Doctor Diesel

Back to basics – Steering geometry and wheel alignment

This is a complex subject, but a basic understanding of it is useful to appreciate its importance, particularly in relation to car behaviour and tyre wear.

There are two fundamental aspects to be appreciated – the positioning of the front wheels relative to the axis on which they rotate when the steering wheel is turned, and the positioning of the wheel in relation to the road, and the direction of travel, all of which have significant influence on steering feel, directional stability, tyre wear, and road grip, and several others.


Camber is the angle of any wheel, front or rear, relative to vertical, the top of the wheel being tilted out with positive camber, or tilted in for negative camber. Both wheels on an axle need identical camber, or steering pull will occur, which can often arise with unrectified accident damage. Wheel camber usually alters with directional change, and with vertical loading, as the wheel pivots, rises, and drops on its suspension. The old Vokswagen Beetle and Triumph Herald both had swing-axle rear suspension that developed extreme positive camber on braking, with considerable weight transfer from rear to front, that reduced back wheel grip and often resulted in a rear wheel skid. Early Hillman Imps, with swing axle front suspension, exhibited the opposite extreme under power, with loss of front wheel grip, due to extreme positive camber at the front wheels. Today’s multi-link rear suspensions avoid such dangerous changes of camber, although some cars are still set up with some positive camber to induce understeer, rather than oversteer.

As the camber changes with suspension movement, so the Toe may change, this being the direction the tyres point forwards relative to the centreline of the vehicle. Both wheels pointing inwards, or pigeon-toed, is toe-in, while wheels pointing outwards, or duck-footed, is toe-out. Toe is the most critical factor in setting up steering, and the setting is easily disturbed with even minor kerb collisions, resulting in changes in steering feel and tyre wear. Toe settings can also be used to alter a vehicle’s handling traits. Increasing toe-in will reduce oversteer, steady the car, and enhance high-speed stability and self-centre effect. It is Toe that garages may alter when checking steering geometry, and provision for its adjustment is made by threading a link to the ends of the steering arms, and providing a suitable locking nut.

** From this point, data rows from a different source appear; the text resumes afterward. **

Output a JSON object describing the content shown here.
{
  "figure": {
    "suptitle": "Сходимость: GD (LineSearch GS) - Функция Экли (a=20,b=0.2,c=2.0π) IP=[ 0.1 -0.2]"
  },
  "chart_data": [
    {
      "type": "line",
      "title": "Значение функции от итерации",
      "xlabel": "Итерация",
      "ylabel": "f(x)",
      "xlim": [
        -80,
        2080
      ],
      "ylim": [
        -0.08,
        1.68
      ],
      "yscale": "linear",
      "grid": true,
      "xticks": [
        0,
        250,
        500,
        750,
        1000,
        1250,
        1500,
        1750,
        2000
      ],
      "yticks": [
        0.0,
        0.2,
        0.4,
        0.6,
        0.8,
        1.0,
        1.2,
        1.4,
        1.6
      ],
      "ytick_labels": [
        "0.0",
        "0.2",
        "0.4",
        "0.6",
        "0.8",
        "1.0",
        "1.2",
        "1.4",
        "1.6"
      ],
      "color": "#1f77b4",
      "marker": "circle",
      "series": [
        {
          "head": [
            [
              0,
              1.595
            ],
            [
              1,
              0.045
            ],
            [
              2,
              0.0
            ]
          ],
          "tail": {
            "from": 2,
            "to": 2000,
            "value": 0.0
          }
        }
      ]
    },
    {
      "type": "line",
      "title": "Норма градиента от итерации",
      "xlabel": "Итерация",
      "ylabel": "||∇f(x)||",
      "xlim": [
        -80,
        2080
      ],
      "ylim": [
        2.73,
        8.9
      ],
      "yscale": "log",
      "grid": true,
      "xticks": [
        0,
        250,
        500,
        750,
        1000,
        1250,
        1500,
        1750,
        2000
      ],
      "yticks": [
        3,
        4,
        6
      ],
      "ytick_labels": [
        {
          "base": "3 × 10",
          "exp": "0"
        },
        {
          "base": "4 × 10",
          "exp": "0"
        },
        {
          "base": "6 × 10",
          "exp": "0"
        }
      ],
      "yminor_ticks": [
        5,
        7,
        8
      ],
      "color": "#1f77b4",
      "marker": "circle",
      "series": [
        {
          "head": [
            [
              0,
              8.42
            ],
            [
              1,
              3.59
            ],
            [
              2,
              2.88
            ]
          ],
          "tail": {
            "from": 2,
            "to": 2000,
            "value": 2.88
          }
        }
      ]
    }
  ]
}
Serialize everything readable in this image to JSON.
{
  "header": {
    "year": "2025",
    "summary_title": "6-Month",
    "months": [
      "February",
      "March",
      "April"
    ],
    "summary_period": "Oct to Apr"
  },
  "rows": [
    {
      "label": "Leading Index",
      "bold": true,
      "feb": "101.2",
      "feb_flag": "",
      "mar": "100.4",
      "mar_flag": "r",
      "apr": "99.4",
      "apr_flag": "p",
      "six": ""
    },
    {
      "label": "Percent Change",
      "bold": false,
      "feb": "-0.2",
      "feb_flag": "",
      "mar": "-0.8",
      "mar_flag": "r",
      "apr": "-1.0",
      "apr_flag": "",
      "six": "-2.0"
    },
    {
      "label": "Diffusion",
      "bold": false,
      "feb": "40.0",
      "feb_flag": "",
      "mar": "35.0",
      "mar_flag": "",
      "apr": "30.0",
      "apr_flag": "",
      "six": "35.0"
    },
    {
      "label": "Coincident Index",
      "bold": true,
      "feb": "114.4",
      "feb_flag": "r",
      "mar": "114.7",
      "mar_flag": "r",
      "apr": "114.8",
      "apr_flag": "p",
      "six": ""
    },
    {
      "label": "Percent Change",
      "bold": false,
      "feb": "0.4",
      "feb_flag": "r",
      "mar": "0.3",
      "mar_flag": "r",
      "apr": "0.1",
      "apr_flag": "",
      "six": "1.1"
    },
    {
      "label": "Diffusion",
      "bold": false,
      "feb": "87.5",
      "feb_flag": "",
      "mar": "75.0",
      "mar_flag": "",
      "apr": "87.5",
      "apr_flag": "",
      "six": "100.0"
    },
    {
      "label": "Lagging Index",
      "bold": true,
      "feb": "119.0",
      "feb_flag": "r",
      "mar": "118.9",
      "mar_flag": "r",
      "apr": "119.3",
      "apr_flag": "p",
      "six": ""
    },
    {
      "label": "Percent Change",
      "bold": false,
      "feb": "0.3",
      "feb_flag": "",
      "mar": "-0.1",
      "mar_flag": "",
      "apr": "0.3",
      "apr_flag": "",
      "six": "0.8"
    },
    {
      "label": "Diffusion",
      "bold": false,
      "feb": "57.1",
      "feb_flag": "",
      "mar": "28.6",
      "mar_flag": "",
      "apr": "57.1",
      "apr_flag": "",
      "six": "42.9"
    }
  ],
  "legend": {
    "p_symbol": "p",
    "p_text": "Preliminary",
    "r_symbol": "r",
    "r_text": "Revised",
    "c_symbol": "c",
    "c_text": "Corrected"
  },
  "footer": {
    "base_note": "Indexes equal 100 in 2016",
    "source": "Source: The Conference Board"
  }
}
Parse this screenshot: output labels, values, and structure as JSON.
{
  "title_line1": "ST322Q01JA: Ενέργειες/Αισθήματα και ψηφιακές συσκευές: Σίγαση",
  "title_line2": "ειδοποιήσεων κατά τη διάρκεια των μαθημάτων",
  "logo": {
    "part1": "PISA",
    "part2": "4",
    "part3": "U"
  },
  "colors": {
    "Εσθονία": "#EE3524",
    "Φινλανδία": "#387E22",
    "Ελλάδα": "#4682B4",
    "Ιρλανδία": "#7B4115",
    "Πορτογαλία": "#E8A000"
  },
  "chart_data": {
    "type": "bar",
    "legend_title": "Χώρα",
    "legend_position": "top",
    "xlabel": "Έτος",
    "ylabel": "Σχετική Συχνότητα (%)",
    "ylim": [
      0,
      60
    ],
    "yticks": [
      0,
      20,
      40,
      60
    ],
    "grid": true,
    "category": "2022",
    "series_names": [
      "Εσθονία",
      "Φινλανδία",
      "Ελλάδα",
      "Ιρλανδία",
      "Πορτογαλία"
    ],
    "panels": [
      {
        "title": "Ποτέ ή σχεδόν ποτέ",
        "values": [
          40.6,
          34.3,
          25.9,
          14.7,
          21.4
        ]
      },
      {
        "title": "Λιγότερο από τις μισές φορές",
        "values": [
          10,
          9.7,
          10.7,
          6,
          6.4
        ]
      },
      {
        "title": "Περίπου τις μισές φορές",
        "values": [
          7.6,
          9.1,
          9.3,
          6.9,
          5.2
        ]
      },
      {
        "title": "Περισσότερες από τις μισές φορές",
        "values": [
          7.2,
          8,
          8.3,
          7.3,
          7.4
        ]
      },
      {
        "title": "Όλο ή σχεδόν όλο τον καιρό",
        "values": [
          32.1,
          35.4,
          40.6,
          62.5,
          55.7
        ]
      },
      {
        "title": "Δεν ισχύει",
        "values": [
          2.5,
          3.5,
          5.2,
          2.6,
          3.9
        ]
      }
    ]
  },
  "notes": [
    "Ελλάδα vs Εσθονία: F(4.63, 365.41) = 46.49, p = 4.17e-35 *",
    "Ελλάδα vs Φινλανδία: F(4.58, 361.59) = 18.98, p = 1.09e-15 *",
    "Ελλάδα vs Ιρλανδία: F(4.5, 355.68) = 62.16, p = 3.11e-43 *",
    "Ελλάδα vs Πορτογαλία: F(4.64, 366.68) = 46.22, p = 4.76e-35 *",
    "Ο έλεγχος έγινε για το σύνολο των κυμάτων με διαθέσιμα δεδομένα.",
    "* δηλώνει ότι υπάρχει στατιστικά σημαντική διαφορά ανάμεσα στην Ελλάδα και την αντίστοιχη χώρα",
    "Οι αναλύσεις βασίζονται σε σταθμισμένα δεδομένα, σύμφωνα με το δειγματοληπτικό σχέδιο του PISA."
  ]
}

If toe is not corrected by equal adjustments on both steering arms, the proper steering wheel central position may be disturbed.

Caster is the angle of the steering pivot viewed from the side; when the wheel is in front of the axis (best visualised on a bicycle) the caster is positive, as on nearly all road cars, although negative caster was used to lighten steering before power steering arrived. Three to five degrees of positive caster is a typical range for most cars, and it is most unusual for the factory specified caster angle to be changed. So the steering axis, most usually now a suspension strut, is not vertical, but forward inclined at the bottom, and the same goes for its position from side to side; the strut’s Steering Axis Inclination will usually incline outwards at the bottom, for stability and reduced steering effort.

The somewhat mystical Scrub Radius describes the relationship between the tyre contact patch and the point where a projection of the strut’s steering axis touches the ground. If this distance is large, it can lead to instability in braking. With MacPherson strut front suspension, and since the introduction of anti-lock braking systems, negative scrub radius has become a standard design feature. Scrub radius can be significantly affected by fitting alternative road wheels with different offset and such changes should only be made after taking professional advice.